We didn't know who Don King was before we played this game. We know, we're just dumb that way. After playing it, we're still not entirely sure. The way the game portrays him, he seems to be some sort of patron boxing god, overlooking the fates of these duelling combatants and offering encouraging praise to up-and-coming young stars. A quick Wikipedia search reveals the truth, that he's a boxing promoter, responsible for promoting such legends as Muhammad Ali and Mike Tyson, so we were close. Don King Boxing (also somewhat confusingly known as Don King Presents: Prizefighter) sets out to turn you into the big man's next rising star, and on the go to boot with this portable iteration on Nintendo DS. Does it deliver a knockout punch, or just end up biting your ear off?
The first thing that hits you as you start up Don King Boxing is the ultimate pump-up song, 'Eye of the Tiger', albeit a little compressed. There is a decent selection of music in the game, most likely from its big-brother console counterparts. There is also a reasonable amount of voice work in the game, although as far as we could tell nothing from Don King, and the announcers can get a little repetitive after about the mid-way point of the career mode. The game's graphics are also decent, but nothing special. Character models are bland, and in the first-person perspective from which the game is played, your arms appear to be hovering and disembodied, which is a little scary. For some reason, there is also occasional slowdown, especially in the replays which occur after you have knocked your opponent out. This is probably because the game utilises a full 3D environment, with no 2D stand-ins or trade-offs that you might usually see in a DS game. While it's impressive that they've got it up and running on the DS, the slowdown doesn't do the game any favours.
The main mode in which you'll be spending your time is of course the career mode, which allows you to create your own boxer, although from very limited customisation options. There are only three different body types, and you can only customise the colour of your shorts, gloves and shoes, not their types. Your boxer can be outfitted with pre-made tattoos, but they're quite small and hard to see. Career mode progression sees you select a venue, then a rival boxer to fight. For every fight you win, you unlock another venue, although you can go back and fight all the boxers in a past venue for completion's sake. Occasionally Don King pops up and tells you that you're doing great, although we suspect this is the same talk he fed Mike Tyson right up to the ear incident. All up, it lasts about six hours.
As mentioned, Don King Boxing is a first-person boxing game, and primarily utilises the touchscreen for all your punching antics.
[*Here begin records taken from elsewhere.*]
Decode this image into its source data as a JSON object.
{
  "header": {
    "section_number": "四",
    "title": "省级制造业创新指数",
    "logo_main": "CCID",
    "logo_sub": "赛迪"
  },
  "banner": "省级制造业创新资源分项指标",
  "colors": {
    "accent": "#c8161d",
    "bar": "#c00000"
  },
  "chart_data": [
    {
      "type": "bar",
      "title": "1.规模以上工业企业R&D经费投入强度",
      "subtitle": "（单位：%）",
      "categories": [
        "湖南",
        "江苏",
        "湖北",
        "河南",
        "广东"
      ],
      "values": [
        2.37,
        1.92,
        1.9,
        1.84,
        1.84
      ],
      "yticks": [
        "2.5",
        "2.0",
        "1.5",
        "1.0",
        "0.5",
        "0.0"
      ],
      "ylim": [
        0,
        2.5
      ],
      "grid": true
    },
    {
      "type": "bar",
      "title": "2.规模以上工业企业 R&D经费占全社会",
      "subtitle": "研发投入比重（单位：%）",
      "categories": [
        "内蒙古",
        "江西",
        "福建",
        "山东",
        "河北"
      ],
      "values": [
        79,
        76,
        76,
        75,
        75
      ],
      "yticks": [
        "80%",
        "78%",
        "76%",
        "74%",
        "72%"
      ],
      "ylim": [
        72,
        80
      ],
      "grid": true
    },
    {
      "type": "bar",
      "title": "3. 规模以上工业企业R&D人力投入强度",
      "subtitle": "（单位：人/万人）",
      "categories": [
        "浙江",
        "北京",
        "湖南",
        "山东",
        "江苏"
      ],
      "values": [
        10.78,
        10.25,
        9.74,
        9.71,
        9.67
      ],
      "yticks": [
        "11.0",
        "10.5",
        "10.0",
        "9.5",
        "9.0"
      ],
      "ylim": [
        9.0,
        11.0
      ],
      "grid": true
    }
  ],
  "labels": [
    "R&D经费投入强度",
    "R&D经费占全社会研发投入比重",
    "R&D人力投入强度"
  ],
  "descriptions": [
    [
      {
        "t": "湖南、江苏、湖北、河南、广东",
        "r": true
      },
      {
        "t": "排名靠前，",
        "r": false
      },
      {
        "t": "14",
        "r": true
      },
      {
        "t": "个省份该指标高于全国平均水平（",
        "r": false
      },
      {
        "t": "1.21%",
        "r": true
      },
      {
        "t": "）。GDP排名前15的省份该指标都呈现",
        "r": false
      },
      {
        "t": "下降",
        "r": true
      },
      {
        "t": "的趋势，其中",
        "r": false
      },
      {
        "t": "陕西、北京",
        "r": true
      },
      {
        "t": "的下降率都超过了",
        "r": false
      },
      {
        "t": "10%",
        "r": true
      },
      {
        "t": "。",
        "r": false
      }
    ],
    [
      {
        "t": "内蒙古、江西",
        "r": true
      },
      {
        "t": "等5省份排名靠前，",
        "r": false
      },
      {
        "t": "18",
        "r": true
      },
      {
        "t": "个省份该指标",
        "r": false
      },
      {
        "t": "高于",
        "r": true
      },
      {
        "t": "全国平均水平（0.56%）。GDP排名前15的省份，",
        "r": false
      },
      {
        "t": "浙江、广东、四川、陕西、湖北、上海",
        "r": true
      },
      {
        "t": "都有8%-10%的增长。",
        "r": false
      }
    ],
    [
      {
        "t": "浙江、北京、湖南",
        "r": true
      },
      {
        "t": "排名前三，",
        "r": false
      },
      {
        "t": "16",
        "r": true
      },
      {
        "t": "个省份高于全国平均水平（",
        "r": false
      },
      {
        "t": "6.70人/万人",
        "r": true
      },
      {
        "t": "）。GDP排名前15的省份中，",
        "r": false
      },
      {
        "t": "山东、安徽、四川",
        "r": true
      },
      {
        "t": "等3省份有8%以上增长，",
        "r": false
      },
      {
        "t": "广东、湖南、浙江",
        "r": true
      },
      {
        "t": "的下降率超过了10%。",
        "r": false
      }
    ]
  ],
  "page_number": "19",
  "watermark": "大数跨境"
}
The D-Pad controls your movement, holding L allows you to block and dodge, and various swipes and presses on the touchscreen allow you to pull off different jabs, straights and uppercuts. The game divides the touchscreen into four quadrants, allowing you to aim your attacks at your opponent quite effectively. It's a little overwhelming when you first start off, but once you realise that the secret to successful combos is in the rhythm of your punches, you'll find it easy to cut a swathe through the roster of boxers that are thrown at you. There's only a basic array of moves for you to pull off, but it's still quite an enjoyable system.
You'll also build up an adrenaline bar as you fight better, which allows you to pull off 'power combos' - prompted quicktime events which see you touching arrows and closing circles in a minigame similar to Elite Beat Agents. Following these directions successfully will land a powerful combo, and will also leave your opponent dazed for a little longer so you can punch away some more. Conversely, when you're knocked out, the screen fills with blood, and you have to wipe away the blood with your stylus before you're counted out. It's an inventive mechanic, although it is quite easy to complete in the time limit. The only kink we didn't like in the fighting system was the fact that it can be a little difficult to build up a sense of fluidity. It's perhaps the inherent evil in trading in dual analogue control for the touchscreen, but you'll often find that your flurries of punches are rather stop-start than a smooth flow of moving like a butterfly and stinging like a bee.
Within career mode you'll also find a 'Classic Fight' mode, that lets you compete with some of the legends of boxing. Beating them results in unlocking that fighter for exhibition matches, as well as the venue you fought in. Since you can't customise your boxer's style, you can level up his stats, which include stamina, dexterity, agility and strength. You do this through four minigames in a training mode, which feature Jump Rope, Heavy Bag, Focus Mitts and Speed Bag. They're all fun if you're looking for a rest from the endless matches. Multi-card multiplayer is also offered, but unfortunately no single-card or online play is on the table. The multiplayer works well, although the way power combos are handled is a little unfair, as you're just provided with a 'warning' screen moments before you're dazed and pummelled by your opponent.
Don King Boxing offers a solid boxing experience on the DS. For the first title in a new franchise, it does a lot of things right, namely the actual gameplay and career mode. There's a noticeable lack of customisation options, not a huge deal of depth to your fighter's style, the presentation isn't all there, and the slowdown does hurt the game in the end. But if you've been hunting for a portable boxing game that offers great first-person controls and a decent career to work through, Don King Boxing has got the right amount of spirit, and the right amount of guts.